DENVER – Restoring protections for 9 million acres of the Tongass National Forest will benefit wildlife, old-growth forests and the rural economies of Southeast Alaska. The National Wildlife Federation and its Alaska affiliate, the Southeast Alaska Conservation Council, praised President Biden for indicating he will “repeal or replace” the Trump administration’s exemption to the Roadless Rule and urged the President to swiftly and fully reinstate roadless protections.
“Re-establishing roadless rule protections in the Tongass will ensure that one of the world’s last old-growth forests remains intact, which in turn helps to mitigate impacts from climate change, recover wildlife, and support the rural economies that depend on this diverse ecosystem,” said Mary Greene, public lands attorney at the National Wildlife Federation. “The Tongass plays a vital role in absorbing greenhouse gas emissions and contains sacred sites of great importance to Indigenous peoples. It’s time to reverse the disastrous Roadless Rule exemption which put all of this at risk.”
“We are feeling grateful and cautiously optimistic this morning, and looking forward to the Biden administration taking the final step to put the national rule back in place on the Tongass” said Meredith Trainor, Executive Director of the Southeast Alaska Conservation Council, a grassroots regional nonprofit organization that has spent the last few years fighting to keep the national Roadless Rule on the Tongass National Forest. “The process that led to the Trump-era Roadless Rule exemption was overtly politicized and critically flawed from the start, and it is with relief and satisfaction that today we anticipate the Biden administration’s return to science-based decision-making on the Tongass. 96% of those who submitted comments during the National Environmental Policy Act (NEPA) process were in support of keeping the national Roadless Rule in place on the Tongass National Forest, and all of us in that 96% cheer the news that the Trump rule will be either repealed or replaced, and heartily encourage the administration to put this thing to bed by repealing the Trump rule once and for all.”

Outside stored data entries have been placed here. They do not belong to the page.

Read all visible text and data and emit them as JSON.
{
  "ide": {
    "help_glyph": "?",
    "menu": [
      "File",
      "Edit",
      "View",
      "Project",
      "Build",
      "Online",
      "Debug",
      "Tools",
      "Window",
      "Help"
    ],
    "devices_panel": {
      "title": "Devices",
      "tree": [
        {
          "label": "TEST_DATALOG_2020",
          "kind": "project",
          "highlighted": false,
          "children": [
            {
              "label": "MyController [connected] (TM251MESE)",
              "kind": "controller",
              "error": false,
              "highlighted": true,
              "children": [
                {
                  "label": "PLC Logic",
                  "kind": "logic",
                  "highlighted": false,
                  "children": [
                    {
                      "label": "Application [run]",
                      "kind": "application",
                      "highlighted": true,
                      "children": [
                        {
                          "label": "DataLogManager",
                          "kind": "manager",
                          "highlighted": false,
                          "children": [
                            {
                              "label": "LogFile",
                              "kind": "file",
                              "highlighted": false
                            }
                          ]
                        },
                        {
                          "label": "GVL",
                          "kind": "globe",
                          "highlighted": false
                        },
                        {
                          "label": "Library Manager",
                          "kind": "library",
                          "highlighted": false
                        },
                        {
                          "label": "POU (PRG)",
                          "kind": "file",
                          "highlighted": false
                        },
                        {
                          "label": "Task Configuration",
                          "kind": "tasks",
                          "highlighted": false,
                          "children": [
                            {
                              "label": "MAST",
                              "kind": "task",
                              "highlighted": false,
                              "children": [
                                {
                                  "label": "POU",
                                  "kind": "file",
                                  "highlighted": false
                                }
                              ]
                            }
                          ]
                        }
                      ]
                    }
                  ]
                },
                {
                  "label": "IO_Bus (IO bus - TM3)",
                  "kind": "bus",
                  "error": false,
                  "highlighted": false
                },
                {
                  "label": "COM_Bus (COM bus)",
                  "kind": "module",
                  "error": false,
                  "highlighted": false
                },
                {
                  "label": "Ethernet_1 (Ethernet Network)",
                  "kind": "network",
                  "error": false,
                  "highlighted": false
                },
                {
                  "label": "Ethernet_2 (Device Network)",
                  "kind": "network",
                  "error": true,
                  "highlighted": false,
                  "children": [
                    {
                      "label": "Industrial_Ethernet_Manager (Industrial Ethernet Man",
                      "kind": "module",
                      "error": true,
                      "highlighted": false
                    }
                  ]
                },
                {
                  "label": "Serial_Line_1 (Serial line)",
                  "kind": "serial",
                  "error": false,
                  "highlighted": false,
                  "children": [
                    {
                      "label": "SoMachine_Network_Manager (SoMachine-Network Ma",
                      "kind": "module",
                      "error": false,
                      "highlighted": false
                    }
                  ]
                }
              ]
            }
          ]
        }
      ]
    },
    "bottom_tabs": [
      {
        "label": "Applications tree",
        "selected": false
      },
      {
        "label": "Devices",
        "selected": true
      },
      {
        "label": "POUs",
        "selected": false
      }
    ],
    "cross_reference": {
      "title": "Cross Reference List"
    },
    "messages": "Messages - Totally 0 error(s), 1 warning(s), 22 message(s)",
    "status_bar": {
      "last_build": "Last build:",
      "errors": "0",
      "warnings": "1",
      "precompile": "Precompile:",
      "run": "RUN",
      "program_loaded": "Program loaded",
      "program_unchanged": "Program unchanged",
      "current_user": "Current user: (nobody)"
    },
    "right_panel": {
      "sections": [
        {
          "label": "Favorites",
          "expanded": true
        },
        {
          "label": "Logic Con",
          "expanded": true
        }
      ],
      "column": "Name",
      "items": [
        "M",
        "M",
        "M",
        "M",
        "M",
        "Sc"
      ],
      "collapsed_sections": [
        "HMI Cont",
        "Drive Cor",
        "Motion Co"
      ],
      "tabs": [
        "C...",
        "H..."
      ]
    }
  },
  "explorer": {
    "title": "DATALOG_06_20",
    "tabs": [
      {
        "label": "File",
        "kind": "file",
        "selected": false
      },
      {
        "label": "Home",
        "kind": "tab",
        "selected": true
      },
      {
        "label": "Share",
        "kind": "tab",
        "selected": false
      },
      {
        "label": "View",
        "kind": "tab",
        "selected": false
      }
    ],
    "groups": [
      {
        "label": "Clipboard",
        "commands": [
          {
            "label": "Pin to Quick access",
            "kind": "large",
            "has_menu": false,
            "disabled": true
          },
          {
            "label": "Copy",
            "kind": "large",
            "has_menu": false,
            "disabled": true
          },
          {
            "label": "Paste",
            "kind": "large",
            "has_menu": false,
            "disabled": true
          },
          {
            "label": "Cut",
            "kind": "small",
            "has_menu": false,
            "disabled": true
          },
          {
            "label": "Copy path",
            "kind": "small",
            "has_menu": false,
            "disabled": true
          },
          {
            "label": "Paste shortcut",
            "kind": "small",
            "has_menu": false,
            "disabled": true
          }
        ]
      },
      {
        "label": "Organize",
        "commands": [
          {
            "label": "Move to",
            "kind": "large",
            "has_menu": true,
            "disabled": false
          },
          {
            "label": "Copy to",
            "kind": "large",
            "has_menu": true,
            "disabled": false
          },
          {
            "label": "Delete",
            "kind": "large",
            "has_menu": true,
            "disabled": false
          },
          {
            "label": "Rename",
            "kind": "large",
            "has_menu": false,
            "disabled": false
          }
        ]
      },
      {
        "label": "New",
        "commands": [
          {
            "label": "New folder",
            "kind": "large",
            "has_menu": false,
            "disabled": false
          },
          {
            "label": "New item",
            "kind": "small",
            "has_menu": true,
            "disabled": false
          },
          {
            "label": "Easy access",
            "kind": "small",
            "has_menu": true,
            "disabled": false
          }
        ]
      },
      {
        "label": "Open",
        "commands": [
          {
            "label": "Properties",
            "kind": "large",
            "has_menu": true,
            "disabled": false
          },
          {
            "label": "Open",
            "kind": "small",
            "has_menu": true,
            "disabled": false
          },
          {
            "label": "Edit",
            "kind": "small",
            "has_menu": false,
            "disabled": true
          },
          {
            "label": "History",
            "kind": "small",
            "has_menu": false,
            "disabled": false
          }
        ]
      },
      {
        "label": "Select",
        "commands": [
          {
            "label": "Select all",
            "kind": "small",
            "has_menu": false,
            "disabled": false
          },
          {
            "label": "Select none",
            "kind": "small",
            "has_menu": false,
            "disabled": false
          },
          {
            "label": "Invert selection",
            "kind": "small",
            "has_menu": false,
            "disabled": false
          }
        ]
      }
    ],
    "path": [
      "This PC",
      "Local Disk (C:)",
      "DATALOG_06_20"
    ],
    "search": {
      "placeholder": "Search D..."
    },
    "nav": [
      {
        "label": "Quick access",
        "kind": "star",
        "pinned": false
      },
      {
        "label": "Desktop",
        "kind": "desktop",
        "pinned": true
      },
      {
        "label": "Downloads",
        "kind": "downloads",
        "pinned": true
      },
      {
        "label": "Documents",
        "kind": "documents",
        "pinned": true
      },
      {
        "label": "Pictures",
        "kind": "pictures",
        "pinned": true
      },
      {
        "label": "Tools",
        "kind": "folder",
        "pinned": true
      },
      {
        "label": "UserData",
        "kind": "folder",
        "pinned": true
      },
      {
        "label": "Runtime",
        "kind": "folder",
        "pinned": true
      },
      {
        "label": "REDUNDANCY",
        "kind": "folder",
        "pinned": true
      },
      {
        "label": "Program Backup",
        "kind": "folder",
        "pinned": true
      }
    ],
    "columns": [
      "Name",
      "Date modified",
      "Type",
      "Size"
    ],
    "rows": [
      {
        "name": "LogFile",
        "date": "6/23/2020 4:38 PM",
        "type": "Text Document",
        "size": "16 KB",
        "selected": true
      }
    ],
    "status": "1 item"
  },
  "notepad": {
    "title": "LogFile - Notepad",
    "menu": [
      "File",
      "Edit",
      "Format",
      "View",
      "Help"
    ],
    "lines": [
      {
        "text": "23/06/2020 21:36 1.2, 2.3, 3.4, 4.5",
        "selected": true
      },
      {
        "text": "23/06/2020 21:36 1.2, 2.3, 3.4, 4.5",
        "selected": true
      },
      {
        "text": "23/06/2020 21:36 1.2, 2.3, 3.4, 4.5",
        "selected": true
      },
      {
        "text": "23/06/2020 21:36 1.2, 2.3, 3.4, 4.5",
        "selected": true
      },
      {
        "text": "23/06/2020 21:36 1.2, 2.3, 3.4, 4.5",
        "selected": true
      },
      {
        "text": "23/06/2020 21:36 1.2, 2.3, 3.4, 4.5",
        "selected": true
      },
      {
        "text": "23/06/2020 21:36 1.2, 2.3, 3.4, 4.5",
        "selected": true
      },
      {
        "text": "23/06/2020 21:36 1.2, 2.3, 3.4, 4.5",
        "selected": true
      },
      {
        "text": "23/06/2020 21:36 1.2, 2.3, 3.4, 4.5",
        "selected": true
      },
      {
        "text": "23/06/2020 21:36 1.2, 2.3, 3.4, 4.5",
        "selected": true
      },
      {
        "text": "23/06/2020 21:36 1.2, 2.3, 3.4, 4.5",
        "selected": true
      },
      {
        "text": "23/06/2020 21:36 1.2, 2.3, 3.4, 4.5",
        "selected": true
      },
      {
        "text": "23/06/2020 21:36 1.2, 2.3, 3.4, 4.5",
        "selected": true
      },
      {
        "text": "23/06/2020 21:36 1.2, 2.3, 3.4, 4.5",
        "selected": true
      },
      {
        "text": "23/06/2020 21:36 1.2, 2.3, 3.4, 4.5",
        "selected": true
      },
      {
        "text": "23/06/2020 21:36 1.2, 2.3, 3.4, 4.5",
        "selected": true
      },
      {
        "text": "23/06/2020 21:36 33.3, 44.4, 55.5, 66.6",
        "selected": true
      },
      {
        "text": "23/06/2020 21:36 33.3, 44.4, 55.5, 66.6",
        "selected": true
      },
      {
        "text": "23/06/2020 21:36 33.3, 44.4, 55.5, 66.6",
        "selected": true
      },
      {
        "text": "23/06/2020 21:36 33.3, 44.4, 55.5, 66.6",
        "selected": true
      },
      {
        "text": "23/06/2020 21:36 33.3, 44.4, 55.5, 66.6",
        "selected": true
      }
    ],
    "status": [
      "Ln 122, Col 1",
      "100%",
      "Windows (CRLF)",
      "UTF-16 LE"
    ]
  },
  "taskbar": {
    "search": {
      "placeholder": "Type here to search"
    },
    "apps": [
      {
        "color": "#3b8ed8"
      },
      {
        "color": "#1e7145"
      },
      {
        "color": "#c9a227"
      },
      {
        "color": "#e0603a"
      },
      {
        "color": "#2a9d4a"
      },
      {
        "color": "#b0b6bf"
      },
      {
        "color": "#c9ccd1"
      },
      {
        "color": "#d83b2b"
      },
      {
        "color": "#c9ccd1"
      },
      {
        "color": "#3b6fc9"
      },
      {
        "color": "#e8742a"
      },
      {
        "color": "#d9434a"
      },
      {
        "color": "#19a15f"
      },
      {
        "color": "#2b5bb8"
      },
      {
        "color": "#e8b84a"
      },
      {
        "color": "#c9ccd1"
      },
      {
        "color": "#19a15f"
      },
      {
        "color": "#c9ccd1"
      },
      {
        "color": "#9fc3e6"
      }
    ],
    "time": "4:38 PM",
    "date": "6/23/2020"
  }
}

The Tongass National Forest is home to a remarkable diversity of wildlife, including rare Alexander Archipelago wolves, Sitka black-tailed deer, brown bears, and bald eagles. Every year more than a million visitors come to the Tongass to enjoy the old growth forest and to hunt, fish, hike and camp there. The forest supports a robust economy of tourism, commercial and sport fishing, and many other small businesses.